The intro's also interesting, as it discusses the origins of "Tipperary", which are referred to here: the tune was not as ubiquitous as some might claim, but picked almost by chance by George Curnock, the Daily Mail correspondant at Boulogne when the BEF arrived in 1914. It was new to him, and so he mentioned it. This was then pounced on by the publishers, who promoted it for all they were worth: in Nettleingham's words, "a hitherto unknown and unwanted song of such mediocre worth that it was like any other of the hunddred songs that appear and are sung by third-rate artistes, and then disappear; the couplet of which, by the way, was a crib on Has Anybody Here Seen Kelly?".

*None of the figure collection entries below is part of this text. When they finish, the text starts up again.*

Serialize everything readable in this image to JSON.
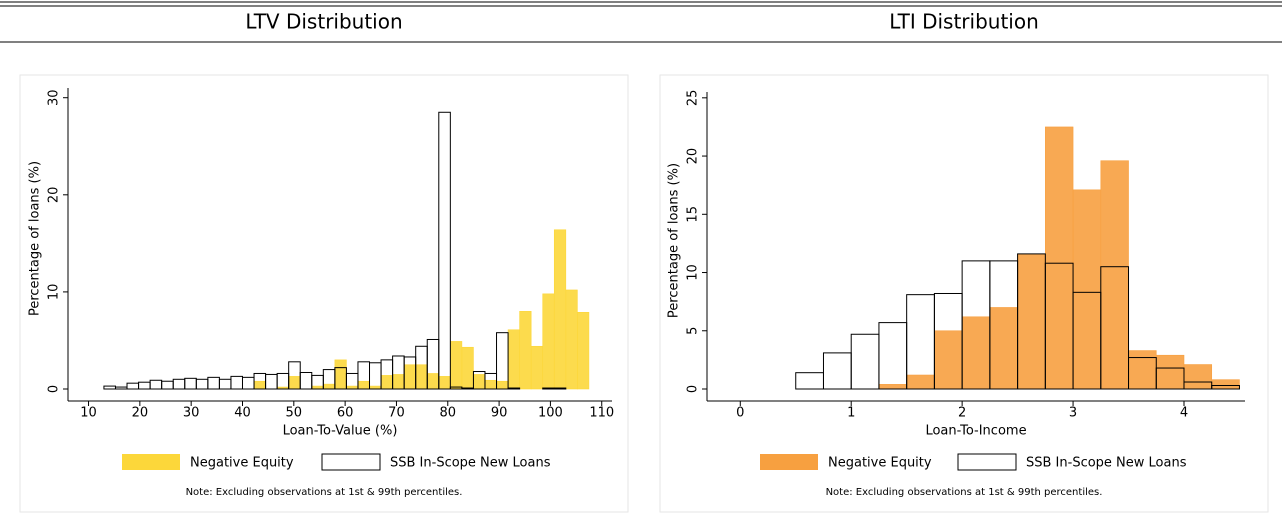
{
  "chart_data": [
    {
      "type": "histogram",
      "title": "LTV Distribution",
      "xlabel": "Loan-To-Value (%)",
      "ylabel": "Percentage of loans (%)",
      "note": "Note: Excluding observations at 1st & 99th percentiles.",
      "bins": [
        13,
        15.25,
        17.5,
        19.75,
        22,
        24.25,
        26.5,
        28.75,
        31,
        33.25,
        35.5,
        37.75,
        40,
        42.25,
        44.5,
        46.75,
        49,
        51.25,
        53.5,
        55.75,
        58,
        60.25,
        62.5,
        64.75,
        67,
        69.25,
        71.5,
        73.75,
        76,
        78.25,
        80.5,
        82.75,
        85,
        87.25,
        89.5,
        91.75,
        94,
        96.25,
        98.5,
        100.75,
        103,
        105.25,
        107.5
      ],
      "series": [
        {
          "name": "Negative Equity",
          "color": "#fcd73a",
          "fill": true,
          "values": [
            0,
            0,
            0,
            0,
            0,
            0,
            0,
            0,
            0,
            0,
            0,
            0,
            0,
            0.8,
            0,
            0.2,
            1.3,
            0,
            0.3,
            0.5,
            3.0,
            0.3,
            0.8,
            0.3,
            1.4,
            1.5,
            2.5,
            2.5,
            1.6,
            1.3,
            4.9,
            4.3,
            1.5,
            0.9,
            0.8,
            6.1,
            8.0,
            4.4,
            9.8,
            16.4,
            10.2,
            7.9
          ]
        },
        {
          "name": "SSB In-Scope New Loans",
          "color": "#000000",
          "fill": false,
          "values": [
            0.3,
            0.2,
            0.6,
            0.7,
            0.9,
            0.8,
            1.0,
            1.1,
            1.0,
            1.2,
            1.0,
            1.3,
            1.2,
            1.6,
            1.5,
            1.6,
            2.8,
            1.7,
            1.4,
            2.0,
            2.2,
            1.6,
            2.8,
            2.7,
            3.0,
            3.4,
            3.3,
            4.4,
            5.1,
            28.5,
            0.2,
            0.1,
            1.8,
            1.6,
            5.8,
            0.1,
            0,
            0,
            0.1,
            0.1,
            0,
            0
          ]
        }
      ],
      "xlim": [
        6,
        112
      ],
      "ylim": [
        0,
        31
      ],
      "xticks": [
        10,
        20,
        30,
        40,
        50,
        60,
        70,
        80,
        90,
        100,
        110
      ],
      "yticks": [
        0,
        10,
        20,
        30
      ]
    },
    {
      "type": "histogram",
      "title": "LTI Distribution",
      "xlabel": "Loan-To-Income",
      "ylabel": "Percentage of loans (%)",
      "note": "Note: Excluding observations at 1st & 99th percentiles.",
      "bins": [
        0.5,
        0.75,
        1,
        1.25,
        1.5,
        1.75,
        2,
        2.25,
        2.5,
        2.75,
        3,
        3.25,
        3.5,
        3.75,
        4,
        4.25,
        4.5
      ],
      "series": [
        {
          "name": "Negative Equity",
          "color": "#f7a040",
          "fill": true,
          "values": [
            0,
            0,
            0,
            0.4,
            1.2,
            5.0,
            6.2,
            7.0,
            11.6,
            22.5,
            17.1,
            19.6,
            3.3,
            2.9,
            2.1,
            0.8
          ]
        },
        {
          "name": "SSB In-Scope New Loans",
          "color": "#000000",
          "fill": false,
          "values": [
            1.4,
            3.1,
            4.7,
            5.7,
            8.1,
            8.2,
            11.0,
            11.0,
            11.6,
            10.8,
            8.3,
            10.5,
            2.7,
            1.8,
            0.6,
            0.3
          ]
        }
      ],
      "xlim": [
        -0.3,
        4.55
      ],
      "ylim": [
        0,
        25.5
      ],
      "xticks": [
        0,
        1,
        2,
        3,
        4
      ],
      "yticks": [
        0,
        5,
        10,
        15,
        20,
        25
      ]
    }
  ]
}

I think that intro might be worth studying in greater depth, as the collection shows the vernacular repertoire of the country folk of the day, which is mostly hymnody, some music hall, but also folk tunes and nursery rhymes far more consistent with my recent postings on the National Song Book. In order, the following are referenced: UK US Sweet Genevieve Little Grey Home in the West Auld Lang Syne My Old Kentucky Home Old King Cole Back Home in Tennessee Here's to the Maiden of Sweet Seventeen The Mermaid John Brown's Baby D'Ye Ken John Peel John Brown's Body Moonlight Bay Dixie The Rosary Marching through Georgia The Mountains of Morne Yankee Doodle Here we go gathering nuts in May The Grand Old Duke of York The Green Grass Grew All Around Down in the Valley Old MacDonald Had a Farm( as old Macdougal Had a Farm in Ohio-i-o) One Man Went to Mow Early in the Morning, Down at the Station Ninety-Nine Bottles on the Wall British Grenadiers
It might be interesting to extend this to the other collections of the day, as it precedes the rise of Vaughan Williams (whose real breakthrough built on his appointment as Director of Music of the First Army in 1918), and to some extent the promulgation of the work of Cecil Sharp and his circle, as one of the motivations for his work in the Appalachians during WWI was lack of income from what he had published. I would appeal to wiser and more knowledgeable heads than mine to continue these thoughts addressing the extent by which the nationalism he tapped into to create the first revival was derived from WWI jingoism, remembering that the sense of national pride predates the War itself and was one of the dynamics either justifying or motivating the War. I rather suspect the memes already exist, of course!